John Brown OBE had purchased KSAS in 1946 (the company was started by Sir Charles Kingsford Smith in 1933, but was defunct at the time of Brown's purchase) and made several attempts to develop an agricultural aircraft suitable for Australian conditions. Modifications to a war-surplus CAC Wackett airframe (C/N 283, VH-AJH) had resulted in the KS-1 and KS-2, but feedback from Bill Boulden (Chief Pilot at Airwork Pty Ltd in Perth) indicated the hopper should be placed behind the pilot, for better visibility, easier loading of the hopper and avoiding cleaning the windscreen after loading. KSAS converted Wackett C/N 299 to become the first KS-3 Cropmaster, and it had its first flight on 29 November 1957.

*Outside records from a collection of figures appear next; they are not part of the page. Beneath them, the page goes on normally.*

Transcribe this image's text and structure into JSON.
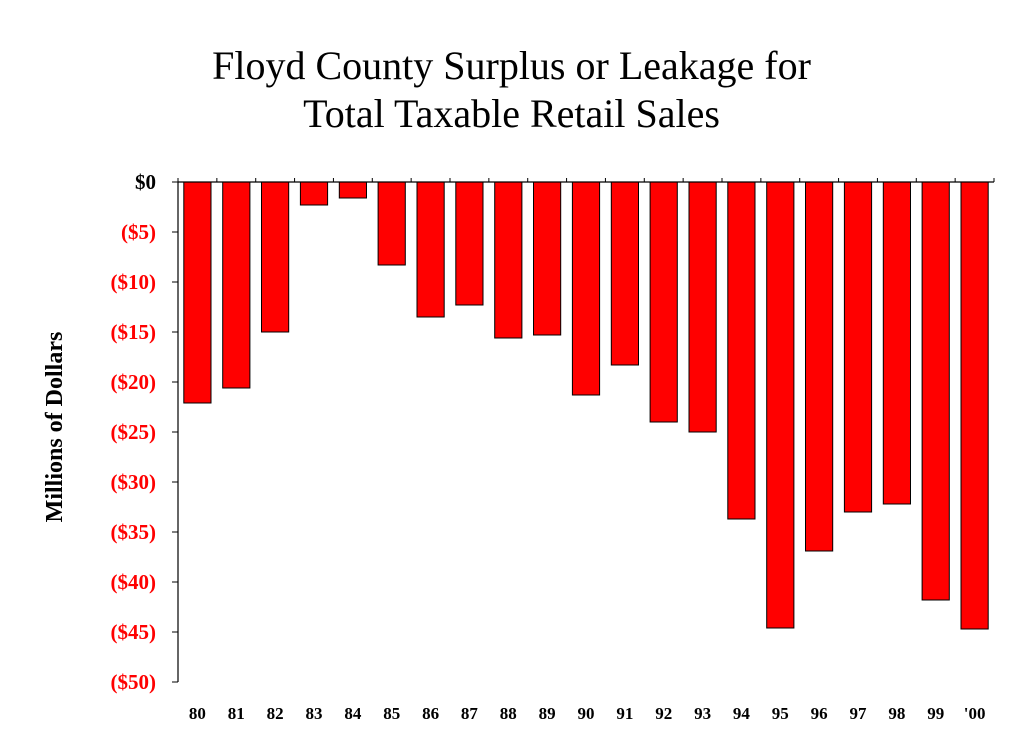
{
  "chart_data": {
    "type": "bar",
    "title_lines": [
      "Floyd County Surplus or Leakage for",
      "Total Taxable Retail Sales"
    ],
    "ylabel": "Millions of Dollars",
    "xlabel": "",
    "categories": [
      "80",
      "81",
      "82",
      "83",
      "84",
      "85",
      "86",
      "87",
      "88",
      "89",
      "90",
      "91",
      "92",
      "93",
      "94",
      "95",
      "96",
      "97",
      "98",
      "99",
      "'00"
    ],
    "values": [
      -22.1,
      -20.6,
      -15.0,
      -2.3,
      -1.6,
      -8.3,
      -13.5,
      -12.3,
      -15.6,
      -15.3,
      -21.3,
      -18.3,
      -24.0,
      -25.0,
      -33.7,
      -44.6,
      -36.9,
      -33.0,
      -32.2,
      -41.8,
      -44.7
    ],
    "ylim": [
      -50,
      0
    ],
    "yticks": [
      0,
      -5,
      -10,
      -15,
      -20,
      -25,
      -30,
      -35,
      -40,
      -45,
      -50
    ],
    "ytick_labels": [
      "$0",
      "($5)",
      "($10)",
      "($15)",
      "($20)",
      "($25)",
      "($30)",
      "($35)",
      "($40)",
      "($45)",
      "($50)"
    ],
    "colors": {
      "bar": "#ff0000",
      "bar_outline": "#000000",
      "negative_tick": "#ff0000",
      "zero_tick": "#000000"
    },
    "grid": false,
    "legend": "none"
  }
}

All KS-3 airframes were converted from war-surplus Wackett airframes. The changes included reducing the wing and tail-plane incidence, covering the fixed leading-edge slots, removing the rounded wing-tip fairings, adding a 13 cubic foot (400 litre) aluminium chemical hopper in place of the rear seat and modifying the control routes around the hopper outlet.